Thursday, November 16, 2006

learning by studying and teaching

Since late 2004 or early 2005 I have been privileged to teach through Colossians, 1 Peter, 2 Peter, Titus, and Jude. It has been a great blessing for me to be able to study these texts with the goal of being able to teach on the important points (a very few of them, at least) of these books to my peers. It amazes me to think about how much I have learned and how much I have grown in my appreciation and love for both the Word of God and for God Himself in this study.

Sometimes, it is a cause of guilt to think that if I didn’t study in order to be able to teach, I wouldn’t have studied as much or as deeply. It’s true. I wouldn’t have had the external motivation or paradigm to encourage me to study well. Along with teaching, this blog has also been an avenue that has encouraged and facilitated further and deeper study of the Word.

But in all reality, I don’t feel guilty that my studies aimed at teaching are what has been the vehicle for my growing in knowledge and understanding. I guess that it is comparable to what the experience of going on a missionary trip (at least a short-term one) is like.

I went to Africa for a 3 week mission’s trip in the summer of 2000. My team’s objective was to engage in evangelism, minister to kids at schools and orphanages, and to help out a local church in various other ways. Before I went, I had heard various people from previous missions trips say that they had gone so that they could be a blessing to the people who they would be ministering to, but, instead, it was the missionaries who came back with an overwhelming sense of God’s blessing and grace and having been ministered to. This was the case with my experience.

One of the most blessing experiences that I was able to do was to purchase a guitar to bring down to Africa in order to use during our trip and then to give it to the local church so that they would have another instrument in their worship services. The leaders of the church expressed gratitude and I am sure that it was (and hopefully is still being) well used. However, I felt overwhelmingly blessed and privileged to minister to them in this way.

John MacArthur made a comment during his sermon series on Luke 15 (dealing with the parable of the prodigal son) that lasted a period of about 5 weeks.

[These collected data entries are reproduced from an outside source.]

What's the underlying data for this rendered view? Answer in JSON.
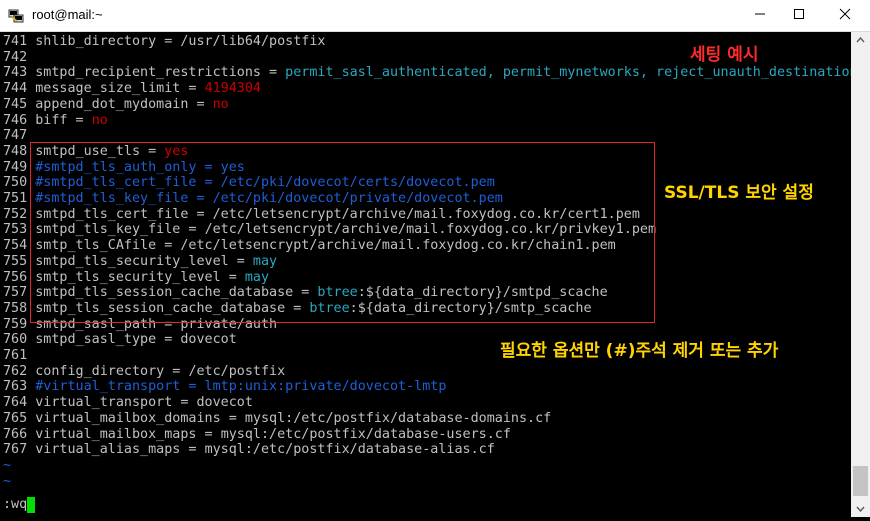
{
  "window": {
    "title": "root@mail:~",
    "minimize_glyph": "—",
    "maximize_glyph": "☐",
    "close_glyph": "✕",
    "app_icon": "putty-terminal-icon"
  },
  "terminal": {
    "lines": [
      {
        "n": "741",
        "key": "shlib_directory = ",
        "val": "/usr/lib64/postfix",
        "style": "key"
      },
      {
        "n": "742",
        "key": "",
        "val": "",
        "style": "key"
      },
      {
        "n": "743",
        "key": "smtpd_recipient_restrictions = ",
        "val": "permit_sasl_authenticated, permit_mynetworks, reject_unauth_destination",
        "style": "val-cyan"
      },
      {
        "n": "744",
        "key": "message_size_limit = ",
        "val": "4194304",
        "style": "val-red"
      },
      {
        "n": "745",
        "key": "append_dot_mydomain = ",
        "val": "no",
        "style": "val-red"
      },
      {
        "n": "746",
        "key": "biff = ",
        "val": "no",
        "style": "val-red"
      },
      {
        "n": "747",
        "key": "",
        "val": "",
        "style": "key"
      },
      {
        "n": "748",
        "key": "smtpd_use_tls = ",
        "val": "yes",
        "style": "val-red"
      },
      {
        "n": "749",
        "key": "",
        "val": "#smtpd_tls_auth_only = yes",
        "style": "comment"
      },
      {
        "n": "750",
        "key": "",
        "val": "#smtpd_tls_cert_file = /etc/pki/dovecot/certs/dovecot.pem",
        "style": "comment"
      },
      {
        "n": "751",
        "key": "",
        "val": "#smtpd_tls_key_file = /etc/pki/dovecot/private/dovecot.pem",
        "style": "comment"
      },
      {
        "n": "752",
        "key": "smtpd_tls_cert_file = ",
        "val": "/etc/letsencrypt/archive/mail.foxydog.co.kr/cert1.pem",
        "style": "key"
      },
      {
        "n": "753",
        "key": "smtpd_tls_key_file = ",
        "val": "/etc/letsencrypt/archive/mail.foxydog.co.kr/privkey1.pem",
        "style": "key"
      },
      {
        "n": "754",
        "key": "smtp_tls_CAfile = ",
        "val": "/etc/letsencrypt/archive/mail.foxydog.co.kr/chain1.pem",
        "style": "key"
      },
      {
        "n": "755",
        "key": "smtpd_tls_security_level = ",
        "val": "may",
        "style": "val-cyan"
      },
      {
        "n": "756",
        "key": "smtp_tls_security_level = ",
        "val": "may",
        "style": "val-cyan"
      },
      {
        "n": "757",
        "key": "smtpd_tls_session_cache_database = ",
        "val": "btree",
        "style": "val-cyan",
        "rest": ":${data_directory}/smtpd_scache"
      },
      {
        "n": "758",
        "key": "smtp_tls_session_cache_database = ",
        "val": "btree",
        "style": "val-cyan",
        "rest": ":${data_directory}/smtp_scache"
      },
      {
        "n": "759",
        "key": "smtpd_sasl_path = ",
        "val": "private/auth",
        "style": "key"
      },
      {
        "n": "760",
        "key": "smtpd_sasl_type = ",
        "val": "dovecot",
        "style": "key"
      },
      {
        "n": "761",
        "key": "",
        "val": "",
        "style": "key"
      },
      {
        "n": "762",
        "key": "config_directory = ",
        "val": "/etc/postfix",
        "style": "key"
      },
      {
        "n": "763",
        "key": "",
        "val": "#virtual_transport = lmtp:unix:private/dovecot-lmtp",
        "style": "comment"
      },
      {
        "n": "764",
        "key": "virtual_transport = ",
        "val": "dovecot",
        "style": "key"
      },
      {
        "n": "765",
        "key": "virtual_mailbox_domains = ",
        "val": "mysql:/etc/postfix/database-domains.cf",
        "style": "key"
      },
      {
        "n": "766",
        "key": "virtual_mailbox_maps = ",
        "val": "mysql:/etc/postfix/database-users.cf",
        "style": "key"
      },
      {
        "n": "767",
        "key": "virtual_alias_maps = ",
        "val": "mysql:/etc/postfix/database-alias.cf",
        "style": "key"
      }
    ],
    "tilde_lines": [
      "~",
      "~"
    ],
    "command": ":wq"
  },
  "annotations": {
    "example": "세팅 예시",
    "ssl": "SSL/TLS 보안 설정",
    "options": "필요한 옵션만 (#)주석 제거 또는 추가"
  },
  "colors": {
    "background": "#000000",
    "text": "#c0c0c0",
    "value_red": "#cc0000",
    "value_cyan": "#2aa8c0",
    "comment_blue": "#1e5fd6",
    "annotation_red": "#ff2a2a",
    "annotation_yellow": "#ffd400",
    "cursor_green": "#00e000"
  }
}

And even with that amount of time, he said that he knew that he would be unable to communicate the whole of what he had learned and gleaned from his long study of the text. I would add, for myself, that my ability to effectively communicate what I have learned is also an impediment that makes the gap wider between what I know and have learned from what is taught to those to whom I teach.

In Sunday school we just went through the Spiritual (you can read about it in my previous article), and I wanted to make an impression on those in my class (and you too) of how important service is in a healthy Christian walk. Not everyone is a pastor or a missionary or any given role in the body of Christ. So I am not suggesting that every Christian should regularly teach a Sunday school class. But I do want to encourage all Christians to serve and to work in your local church. It can be as the sound booth tech, someone who runs the power point, an usher, a deacon, singing special music, or whatever. But serve regularly. And even though I said (and I still mean it) that not everyone can or should be a regular teacher, you can always study hard on something and offer to give a Sunday school teacher a break. If you study really hard, and work diligently in dedicated time, you can come up with a devotional that will be edifying for other believers.

When my brother-in-law and his wife were trying to settle in on which church to attend (they had been alternating between two good ones during their dating and engaged relationship), I was concerned for them. Not because I had any critical doubts about either of the two churches, but because I wanted to stress the importance of service. I think that I gave him 3 things to look for in a church (after the foundational theological issues have been addressed and satisfied), and they were:

  • The pastor needs to do good biblical preaching

  • The ability and desire to fellowship with peers and non-peers alike

  • You need to serve, in some way, and start as soon as you can.

I stressed these 3 things because they hit on three areas of where each individual can grow. Also, you will be ministering to people by being involved in their lives (fellowship), engaging the pastor on what he is preaching about, and ministering to the larger body of Christ in the area that you are serving in.

You may, or may not, have heard that 90% of the work of the local church is done by about 10% of the people. Well, it is so common that it is almost a cliché. However, this seems to be very true. Just imagine the impact that we could have on the world (not to mention the impact that it would have on all of our lives) if the other 90% did the same amount of gospel work that the other 10% are doing. If nothing else, I think that the body would be healthier and more eternally focused.